Evolution of a Girl Gamer

I have been gaming for all of my life; Space Invaders was released in the same year I was born. I’ve been thinking back about not only how the technology has changed but how my gaming habits have also changed. What started with playing arcade tables in pubs and evolved through to Rock Band on an Xbox360.

My early and only console gaming for a long time was Wizard of Wor and Space Invaders on an old Atari 2600. When we got an Amstrad CPC with only one game; a dodgy flight simulator that took three times longer to load on cassette than I could ever make the game last, I taught myself BASIC instead and sealed my geek fate.

This was the start of my PC gaming habits; we got a 386 and discovered Duke Nukem and Prince of Persia back when they were still 2D platform games, shortly followed by Wolfenstein3D and then Duke Nukem 3D.

From then on I was predominantly a PC gamer, only managing to grab the odd game on console when babysitting or at a friend’s house. Mostly I enjoyed the odd point and click adventure game, especially if it was an Eric Idol voiced Rincewind set in the Discworld.

[more]

My uni years were filled with Unreal Tournament and Tekken 3. This was the first time I remember my gender being significant to my gaming, as I would enjoy going to LAN parties and surprising the lads. It wasn’t until much later that the notion of being a “girl gamer” as opposed to being a “gamer” really came into being. Even when I watched Bits religiously each week and loved it, it was more from the realisation that there were other women out there with the same passion for gaming as me, than some notion of being different from other gamers.

However recently with Nintendo’s success at marketing to the mainstream and female audience with casual gaming, a new notion of “girl gamer”or has evolved, with a stigma attached to it, as though not a ‘proper’ gamer.

As games have evolved, so have the games I play. I play less FPS games now; especially as the many titles focus on being war sims. Over time I’ve enjoyed titles like Fallout, Black and White (despite bugs) and Evolva.

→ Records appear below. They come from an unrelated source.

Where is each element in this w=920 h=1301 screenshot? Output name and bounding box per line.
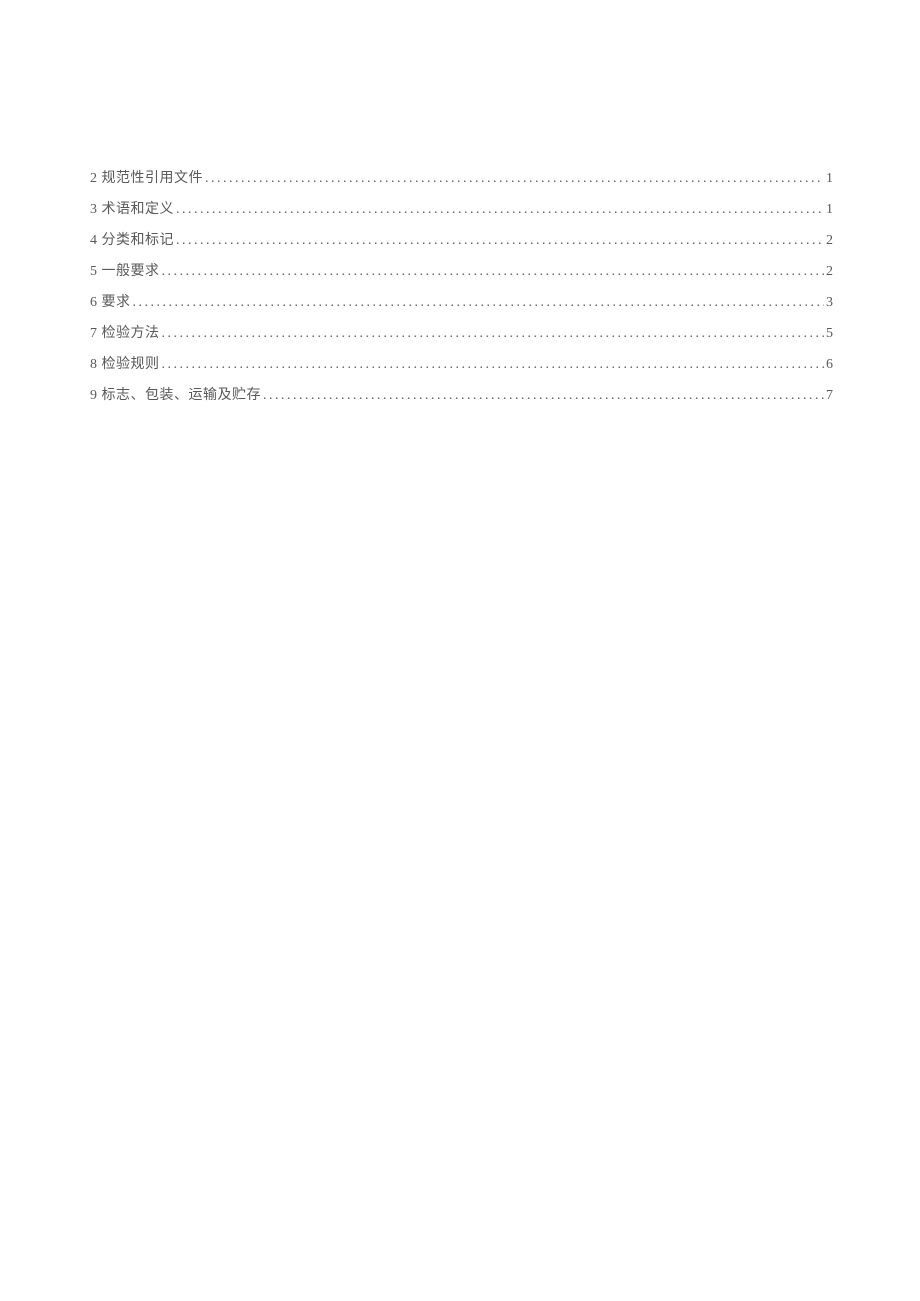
toc-entry: 9 标志、包装、运输及贮存 7: [90, 389, 833, 403]
toc-entry: 6 要求 3: [90, 296, 833, 310]
toc-leader: [162, 265, 825, 279]
toc-entry: 4 分类和标记 2: [90, 234, 833, 248]
toc-leader: [263, 389, 824, 403]
toc-label: 2 规范性引用文件: [90, 172, 203, 186]
toc-page-number: 2: [826, 265, 833, 279]
toc-leader: [162, 327, 825, 341]
document-page: 2 规范性引用文件 1 3 术语和定义 1 4 分类和标记 2 5 一般要求 2…: [0, 0, 920, 403]
toc-label: 5 一般要求: [90, 265, 160, 279]
toc-entry: 7 检验方法 5: [90, 327, 833, 341]
toc-leader: [176, 203, 824, 217]
table-of-contents: 2 规范性引用文件 1 3 术语和定义 1 4 分类和标记 2 5 一般要求 2…: [90, 172, 833, 403]
toc-page-number: 1: [826, 203, 833, 217]
toc-page-number: 2: [826, 234, 833, 248]
toc-page-number: 7: [826, 389, 833, 403]
toc-leader: [176, 234, 824, 248]
toc-label: 6 要求: [90, 296, 131, 310]
toc-page-number: 3: [826, 296, 833, 310]
toc-label: 9 标志、包装、运输及贮存: [90, 389, 261, 403]
toc-label: 4 分类和标记: [90, 234, 174, 248]
toc-label: 8 检验规则: [90, 358, 160, 372]
toc-page-number: 1: [826, 172, 833, 186]
toc-entry: 5 一般要求 2: [90, 265, 833, 279]
toc-label: 7 检验方法: [90, 327, 160, 341]
toc-leader: [162, 358, 825, 372]
toc-leader: [133, 296, 825, 310]
toc-entry: 8 检验规则 6: [90, 358, 833, 372]
toc-leader: [205, 172, 824, 186]
toc-entry: 2 规范性引用文件 1: [90, 172, 833, 186]
toc-label: 3 术语和定义: [90, 203, 174, 217]
toc-page-number: 6: [826, 358, 833, 372]
toc-page-number: 5: [826, 327, 833, 341]
toc-entry: 3 术语和定义 1: [90, 203, 833, 217]
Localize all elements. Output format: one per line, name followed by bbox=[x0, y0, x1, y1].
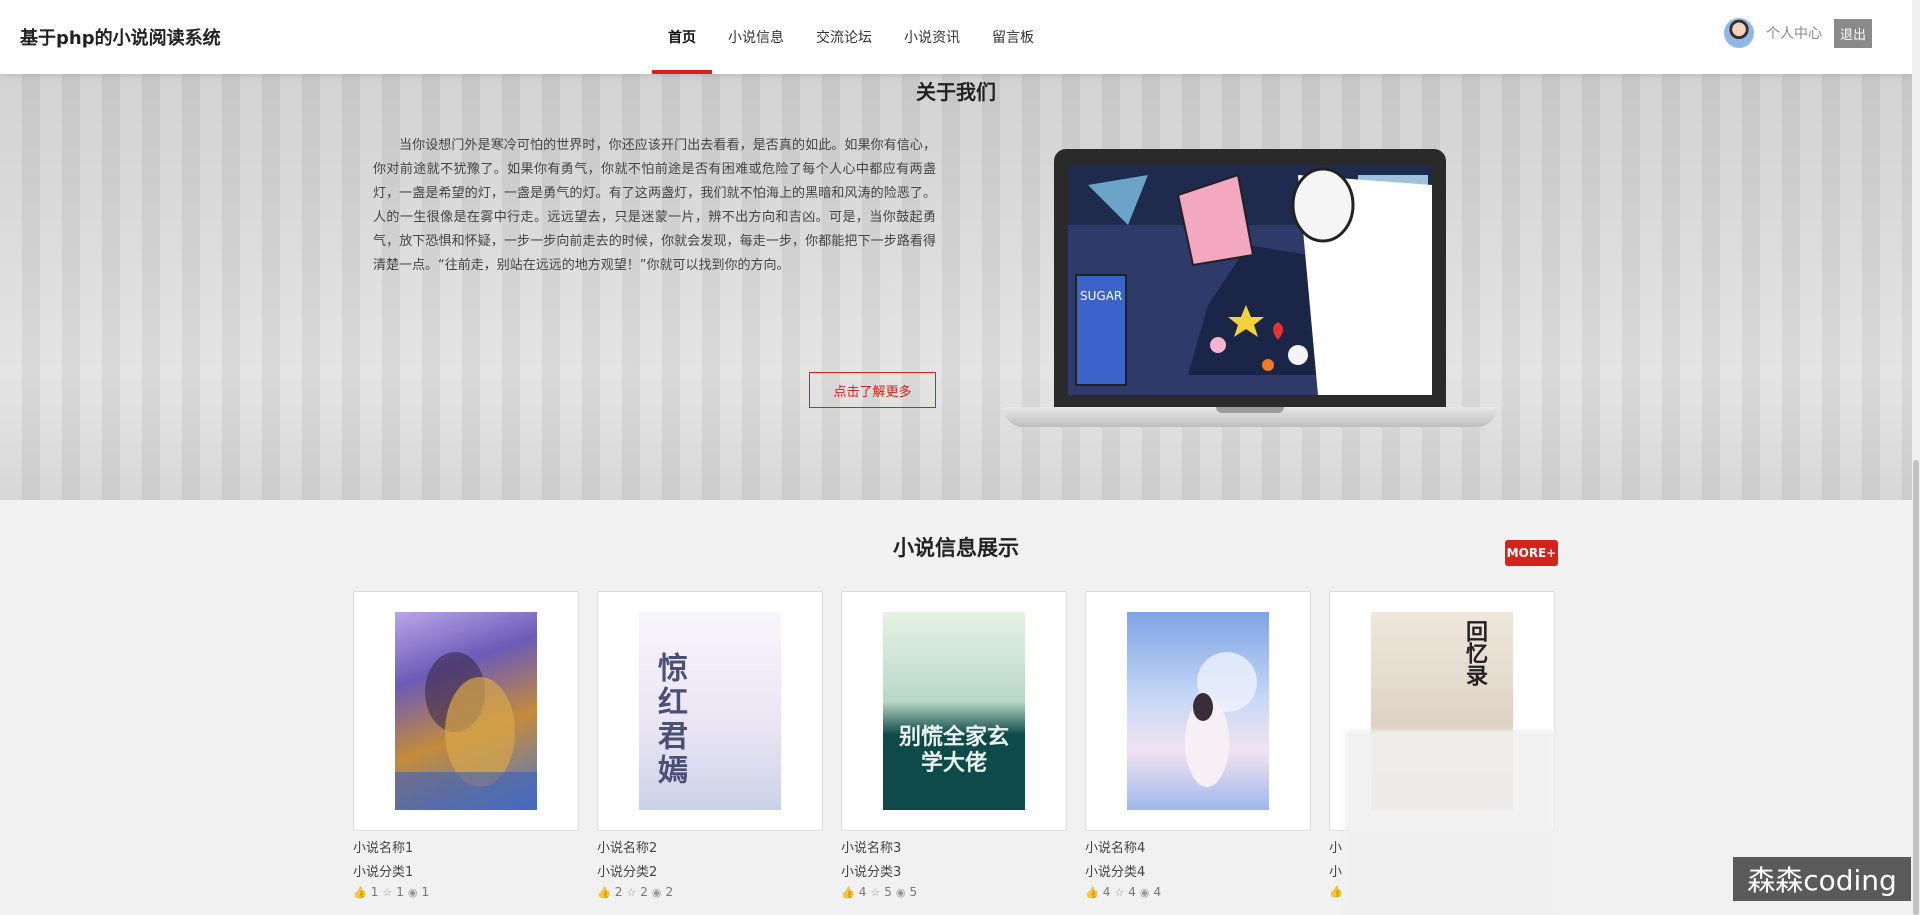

Then as I got into console gaming I’ve enjoyed a diversity of games including Katamari Damacy, Psychonauts, Burnout and Guitar Hero. Many of these titles might be considered “girl gamer” titles, so despite my passion for gaming, because I don’t play CoD4 I’m not considered a “hardcore gamer” irrespective of the time and diversity of the games I play. There is an atmosphere that some how girls can’t be ‘proper’ gamers, as they don’t like the ‘right’ games.

For me this shows that the games industry still has some way to go to understand what makes a successful game for their female audience, perhaps due to the lack of women in games development. It seems to come almost as surprise to some developers that their games are successful with women aswell as men, where as there are still games released like My Horse & Me that are so gender stereotypical as to be laughable, but at least now there is a diversity of games available.